The Drover’s Wife: The Legend of Molly Johnson
Author: Leah Purcell
Publisher: Penguin Books Australia, 2019
Leah Purcell is an award-winning writer and has a background as a playwright, actor and film producer amongst other achievements. This novel has been adapted for film, which is slated for release this year.
This historical fiction novel, based on a short story written by Henry Lawson, provides a stark sense of our history, both Indigenous and non-Indigenous. Set in the late 1800s, The Drover’s Wife tells of the harsh and almost impossible conditions that were endured during white settlement. The plot focuses mainly on Molly Johnson who, with her children, waits for her husband to return from months away droving. They live in an isolated hut in the High Country where, with the help of her eldest son, Danny, Molly and the children survive and cope on their own, including the birthing of a baby.
A visitor arrives unexpectedly. Yodaka is keen to be away from civilisation and begs time to recover from the injuries he’s received on the run. Eventually Molly discovers that Yodaka is the holder of knowledge that Molly eventually understands.
The book depicts the best and worst of human behaviour: cruelty, degradation, humour, love and a will to survive. The intriguing plot invites the reader to travel in the shoes of the tenacious and suffering Molly Johnson, the drover’s wife.

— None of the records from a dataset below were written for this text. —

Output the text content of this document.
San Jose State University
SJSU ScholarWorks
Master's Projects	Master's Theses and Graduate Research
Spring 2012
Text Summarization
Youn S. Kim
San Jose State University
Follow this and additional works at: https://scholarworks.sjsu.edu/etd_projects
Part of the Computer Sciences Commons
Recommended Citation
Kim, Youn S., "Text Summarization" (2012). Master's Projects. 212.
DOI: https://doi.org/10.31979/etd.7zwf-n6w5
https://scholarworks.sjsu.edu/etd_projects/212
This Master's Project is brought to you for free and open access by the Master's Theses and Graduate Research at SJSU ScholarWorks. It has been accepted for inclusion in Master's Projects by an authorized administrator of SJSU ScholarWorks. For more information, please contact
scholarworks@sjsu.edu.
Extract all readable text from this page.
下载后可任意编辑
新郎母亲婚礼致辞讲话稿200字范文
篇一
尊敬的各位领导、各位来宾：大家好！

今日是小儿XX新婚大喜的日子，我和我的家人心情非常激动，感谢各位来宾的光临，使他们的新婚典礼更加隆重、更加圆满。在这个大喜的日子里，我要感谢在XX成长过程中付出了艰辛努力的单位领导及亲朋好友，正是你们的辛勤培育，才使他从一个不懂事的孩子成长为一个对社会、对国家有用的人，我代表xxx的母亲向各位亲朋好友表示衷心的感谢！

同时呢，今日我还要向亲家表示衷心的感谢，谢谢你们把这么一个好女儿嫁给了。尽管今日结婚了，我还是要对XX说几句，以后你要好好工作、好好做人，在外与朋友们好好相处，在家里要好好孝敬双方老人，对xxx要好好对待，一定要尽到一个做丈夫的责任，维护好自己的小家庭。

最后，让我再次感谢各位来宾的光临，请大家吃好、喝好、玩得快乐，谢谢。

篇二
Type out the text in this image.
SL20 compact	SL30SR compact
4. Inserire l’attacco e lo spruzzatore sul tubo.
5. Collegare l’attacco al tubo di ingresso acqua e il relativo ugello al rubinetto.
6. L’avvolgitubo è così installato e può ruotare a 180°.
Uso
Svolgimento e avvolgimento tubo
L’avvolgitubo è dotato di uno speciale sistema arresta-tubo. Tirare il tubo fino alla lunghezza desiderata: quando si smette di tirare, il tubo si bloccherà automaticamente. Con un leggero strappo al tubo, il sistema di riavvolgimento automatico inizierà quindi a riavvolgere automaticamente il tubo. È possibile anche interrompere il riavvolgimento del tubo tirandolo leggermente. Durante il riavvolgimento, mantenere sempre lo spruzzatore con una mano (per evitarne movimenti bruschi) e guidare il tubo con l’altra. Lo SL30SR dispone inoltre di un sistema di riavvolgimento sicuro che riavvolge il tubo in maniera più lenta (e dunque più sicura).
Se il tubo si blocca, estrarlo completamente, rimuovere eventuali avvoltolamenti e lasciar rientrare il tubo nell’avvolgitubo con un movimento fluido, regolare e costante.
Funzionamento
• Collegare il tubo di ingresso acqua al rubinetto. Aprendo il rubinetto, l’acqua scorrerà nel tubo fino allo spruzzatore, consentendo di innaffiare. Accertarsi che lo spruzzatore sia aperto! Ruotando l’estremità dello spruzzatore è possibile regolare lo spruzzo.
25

This story lingered in my thoughts for weeks after finishing the novel and I quickly fell back into the emotive ambience of the book while writing this review. I loved the book – it made me think yet again about colonisation and our (I’m a white Australian) role that has never been fully owned up to. The writer integrated and treated the issues of women and their place in history and society with clarity and directness.
Thanks, Leah Purcell. I couldn’t put this book down.